Por ello, la estrategia de Múltiples Opciones Tecnológicas busca adaptar el proceso de electrificación a las características de cada mercado. Para Toyota, el objetivo final no es simplemente reemplazar una tecnología por otra, sino reducir progresivamente las emisiones del transporte utilizando las soluciones disponibles y desarrollando paralelamente nuevas alternativas.
La participación de Toyota en GESS 2026 también permitió poner esta discusión dentro de un espacio que reúne a representantes del sector privado, la academia, la sociedad civil y el Estado. El evento, organizado por el Instituto de Ingenieros de Minas del Perú (IIMP), tuvo como ejes principales la innovación, la confianza y la sostenibilidad.
Durante la feria, los visitantes pudieron conocer de cerca la RAV4 PHEV y recibir información sobre las diferentes tecnologías que Toyota considera parte de su estrategia de movilidad sostenible. La presencia del modelo permitió mostrar de manera concreta cómo funciona una alternativa intermedia entre la movilidad híbrida convencional y los vehículos completamente eléctricos.

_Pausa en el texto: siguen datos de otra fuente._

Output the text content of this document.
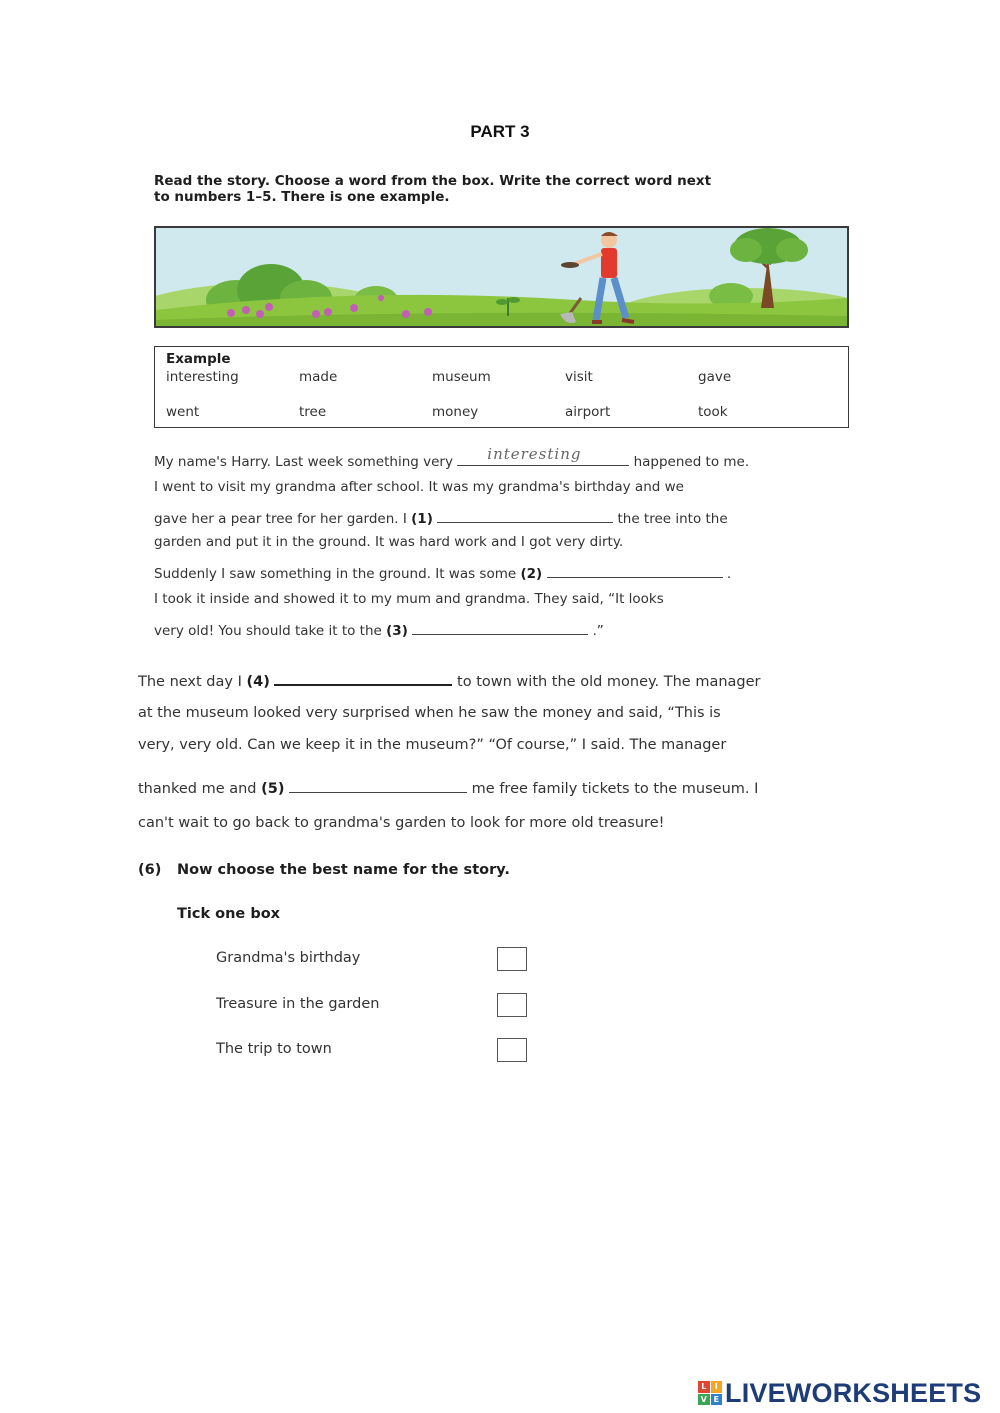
PART 3
Read the story. Choose a word from the box. Write the correct word next
to numbers 1–5. There is one example.
Example
interesting	made	museum	visit	gave
went	tree	money	airport	took
My name's Harry. Last week something very interesting	happened to me.
I went to visit my grandma after school. It was my grandma's birthday and we
gave her a pear tree for her garden. I (1)	the tree into the
garden and put it in the ground. It was hard work and I got very dirty.
Suddenly I saw something in the ground. It was some (2)	.
I took it inside and showed it to my mum and grandma. They said, “It looks
very old! You should take it to the (3)	.”
The next day I (4)	to town with the old money. The manager
at the museum looked very surprised when he saw the money and said, “This is
very, very old. Can we keep it in the museum?” “Of course,” I said. The manager
thanked me and (5)	me free family tickets to the museum. I
can't wait to go back to grandma's garden to look for more old treasure!
(6) Now choose the best name for the story.
Tick one box
Grandma's birthday
Treasure in the garden
The trip to town
L	I
V E LIVEWORKSHEETS
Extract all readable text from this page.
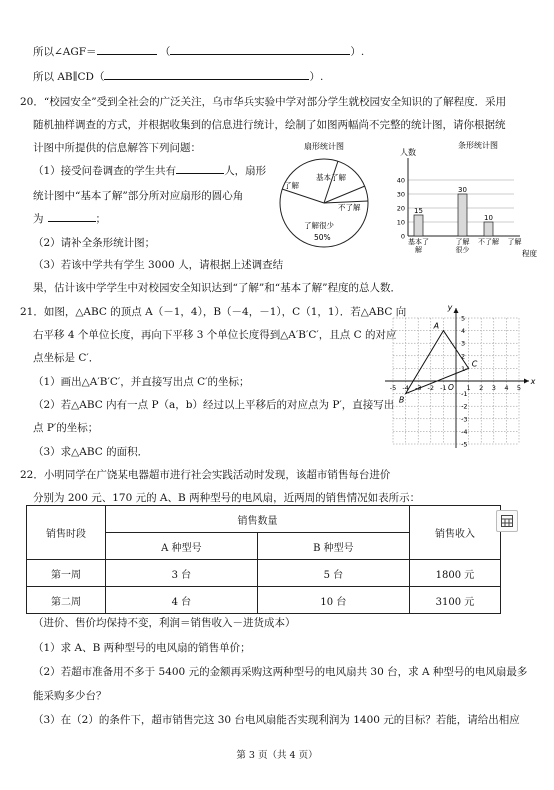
所以∠AGF＝	（	）.
所以 AB∥CD（	）.
20．“校园安全”受到全社会的广泛关注，乌市华兵实验中学对部分学生就校园安全知识的了解程度．采用
随机抽样调查的方式，并根据收集到的信息进行统计，绘制了如图两幅尚不完整的统计图，请你根据统
计图中所提供的信息解答下列问题：
（1）接受问卷调查的学生共有	人，扇形
统计图中“基本了解”部分所对应扇形的圆心角
为	；
（2）请补全条形统计图；
（3）若该中学共有学生 3000 人，请根据上述调查结
果，估计该中学学生中对校园安全知识达到“了解”和“基本了解”程度的总人数．
扇形统计图
基本了解
了解
不了解
了解很少
50%
人数
条形统计图
程度
0
10
20
30
40
15
基本了
解
30
了解
很少
10
不了解 了解
21．如图，△ABC 的顶点 A（－1，4），B（－4，－1），C（1，1）．若△ABC 向
右平移 4 个单位长度，再向下平移 3 个单位长度得到△A′B′C′，且点 C 的对应
点坐标是 C′．
（1）画出△A′B′C′，并直接写出点 C′的坐标；
（2）若△ABC 内有一点 P（a，b）经过以上平移后的对应点为 P′，直接写出
点 P′的坐标；
（3）求△ABC 的面积．
x
y
O
-5 -4 -3 -2 -1	1 2 3 4 5
5
4
3
2
1
-1
-2
-3
-4
-5
A
B
C
22．小明同学在广饶某电器超市进行社会实践活动时发现，该超市销售每台进价
分别为 200 元、170 元的 A、B 两种型号的电风扇，近两周的销售情况如表所示：
销售时段	销售数量		销售收入
	A 种型号	B 种型号	
第一周	3 台	5 台	1800 元
第二周	4 台	10 台	3100 元
（进价、售价均保持不变，利润＝销售收入－进货成本）
（1）求 A、B 两种型号的电风扇的销售单价；
（2）若超市准备用不多于 5400 元的金额再采购这两种型号的电风扇共 30 台，求 A 种型号的电风扇最多
能采购多少台？
（3）在（2）的条件下，超市销售完这 30 台电风扇能否实现利润为 1400 元的目标？若能，请给出相应
第 3 页（共 4 页）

Con esta propuesta, Toyota del Perú busca continuar ampliando la presencia de vehículos electrificados en el mercado nacional y, al mismo tiempo, contribuir al debate sobre cómo debe desarrollarse la transición energética del transporte peruano. La marca considera que el camino hacia una movilidad con menores emisiones debe tomar en cuenta las condiciones reales del país y las necesidades de quienes utilizan diariamente sus vehículos.
La meta de superar los 12,000 vehículos electrificados al año hacia 2030 marca uno de los próximos grandes objetivos de Toyota en Perú. Para alcanzarlo, la compañía apuesta por ampliar progresivamente su oferta y mantener una estrategia tecnológica diversificada, mientras el mercado desarrolla la infraestructura necesaria para acompañar este proceso.